Bonnie arranged for a little walking tour, starting at the active synagogue, going to the house where Moses and Rose lived, and going to the ex-synagogue that they helped to found. The next day, we had a big meal farther south and went to Old Orchard Beach Pier. We finished off with a brunch at the community room at Bonnie’s home. Each day had a few more people join in and she left us plenty of time for touring and touristing.

It was a blast. I got to meet a pack of Wolfe cousins all in one place. I’d already met a few, but there were so many more I was already in contact with mostly via Facebook. Plus, there were a few surprise attendees too.
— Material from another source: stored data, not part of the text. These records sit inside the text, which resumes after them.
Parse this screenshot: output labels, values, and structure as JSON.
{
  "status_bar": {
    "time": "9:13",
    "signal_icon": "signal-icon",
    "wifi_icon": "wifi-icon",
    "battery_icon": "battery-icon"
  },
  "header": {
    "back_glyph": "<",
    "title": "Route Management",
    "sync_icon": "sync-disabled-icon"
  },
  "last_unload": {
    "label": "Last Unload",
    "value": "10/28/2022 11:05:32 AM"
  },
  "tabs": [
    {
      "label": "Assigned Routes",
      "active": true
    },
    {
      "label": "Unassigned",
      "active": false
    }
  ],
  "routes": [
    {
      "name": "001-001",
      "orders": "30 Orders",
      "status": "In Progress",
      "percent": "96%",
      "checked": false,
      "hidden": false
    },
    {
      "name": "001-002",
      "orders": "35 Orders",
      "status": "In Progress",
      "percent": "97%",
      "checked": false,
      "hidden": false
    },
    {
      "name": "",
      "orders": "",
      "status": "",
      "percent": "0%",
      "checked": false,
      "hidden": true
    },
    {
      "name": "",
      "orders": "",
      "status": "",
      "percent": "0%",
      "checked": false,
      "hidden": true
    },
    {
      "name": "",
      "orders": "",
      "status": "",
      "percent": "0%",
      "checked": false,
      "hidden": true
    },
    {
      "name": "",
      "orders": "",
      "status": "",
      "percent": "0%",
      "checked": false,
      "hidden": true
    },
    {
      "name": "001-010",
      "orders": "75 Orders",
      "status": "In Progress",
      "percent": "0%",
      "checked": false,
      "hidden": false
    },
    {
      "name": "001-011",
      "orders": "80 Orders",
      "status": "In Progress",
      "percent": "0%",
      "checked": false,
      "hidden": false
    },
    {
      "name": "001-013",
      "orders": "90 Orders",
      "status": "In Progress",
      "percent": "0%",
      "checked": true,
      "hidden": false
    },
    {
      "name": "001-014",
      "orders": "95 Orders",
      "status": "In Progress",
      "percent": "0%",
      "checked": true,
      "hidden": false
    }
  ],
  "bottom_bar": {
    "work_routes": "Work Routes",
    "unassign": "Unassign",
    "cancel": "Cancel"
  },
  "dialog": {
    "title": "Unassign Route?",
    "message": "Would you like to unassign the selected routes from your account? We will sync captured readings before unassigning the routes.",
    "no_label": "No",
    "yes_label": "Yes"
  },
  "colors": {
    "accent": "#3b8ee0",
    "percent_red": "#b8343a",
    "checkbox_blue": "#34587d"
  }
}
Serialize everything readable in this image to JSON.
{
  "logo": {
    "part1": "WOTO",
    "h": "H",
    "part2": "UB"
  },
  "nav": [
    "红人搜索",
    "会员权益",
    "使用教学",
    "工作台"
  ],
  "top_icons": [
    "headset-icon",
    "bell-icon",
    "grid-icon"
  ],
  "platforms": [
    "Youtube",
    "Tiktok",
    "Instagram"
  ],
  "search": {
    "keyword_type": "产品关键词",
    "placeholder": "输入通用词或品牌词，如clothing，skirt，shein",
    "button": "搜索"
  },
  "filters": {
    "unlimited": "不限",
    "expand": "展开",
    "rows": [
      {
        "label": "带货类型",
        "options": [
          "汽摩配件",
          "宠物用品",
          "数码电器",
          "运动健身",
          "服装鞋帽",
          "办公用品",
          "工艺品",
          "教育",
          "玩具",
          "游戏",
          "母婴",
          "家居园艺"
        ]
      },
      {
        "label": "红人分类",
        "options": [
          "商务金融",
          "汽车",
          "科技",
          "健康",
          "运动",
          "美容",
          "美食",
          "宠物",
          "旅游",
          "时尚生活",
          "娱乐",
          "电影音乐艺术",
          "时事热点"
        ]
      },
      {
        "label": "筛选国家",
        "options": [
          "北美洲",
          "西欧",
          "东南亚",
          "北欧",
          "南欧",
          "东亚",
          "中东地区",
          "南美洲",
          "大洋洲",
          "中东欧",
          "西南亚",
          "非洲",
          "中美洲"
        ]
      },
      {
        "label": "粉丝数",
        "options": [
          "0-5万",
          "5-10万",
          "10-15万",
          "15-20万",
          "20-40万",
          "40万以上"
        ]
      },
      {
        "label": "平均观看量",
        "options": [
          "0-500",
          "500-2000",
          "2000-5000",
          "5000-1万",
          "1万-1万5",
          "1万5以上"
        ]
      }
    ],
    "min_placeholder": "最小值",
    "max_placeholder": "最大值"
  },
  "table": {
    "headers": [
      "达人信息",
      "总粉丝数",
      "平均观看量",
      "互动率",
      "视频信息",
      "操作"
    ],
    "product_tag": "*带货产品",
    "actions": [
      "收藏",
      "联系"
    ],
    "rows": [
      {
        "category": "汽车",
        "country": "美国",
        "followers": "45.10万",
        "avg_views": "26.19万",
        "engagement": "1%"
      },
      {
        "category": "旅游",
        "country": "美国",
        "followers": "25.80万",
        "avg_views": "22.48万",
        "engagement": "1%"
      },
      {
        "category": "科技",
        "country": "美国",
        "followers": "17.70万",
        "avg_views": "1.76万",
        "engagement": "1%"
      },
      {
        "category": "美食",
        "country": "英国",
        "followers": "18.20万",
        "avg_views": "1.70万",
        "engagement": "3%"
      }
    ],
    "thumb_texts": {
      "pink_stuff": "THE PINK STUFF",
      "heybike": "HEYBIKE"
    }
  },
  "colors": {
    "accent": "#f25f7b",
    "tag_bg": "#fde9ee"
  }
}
Besides weddings and such where a bunch of family show up and it’s sort of a reunion, this was only my second family reunion. (The first was five people, so this was really different.) I do hope that more of my relatives plan things like this. I wouldn’t be able to decide which branch of the family to do first, how big to make it, where to go, or what to do. But I’d be happy to try to help in the planning and the finding of relatives to invite.

Update: It has been pointed out to me that 50 people is not a “smallish” reunion. While I have seen pictures and heard of reunions of 100 people, I can agree that 50 was probably at least medium sized. Also that five generations of Wolfes have lived in Portland, which means, I’ve had relatives living there for over 100 years.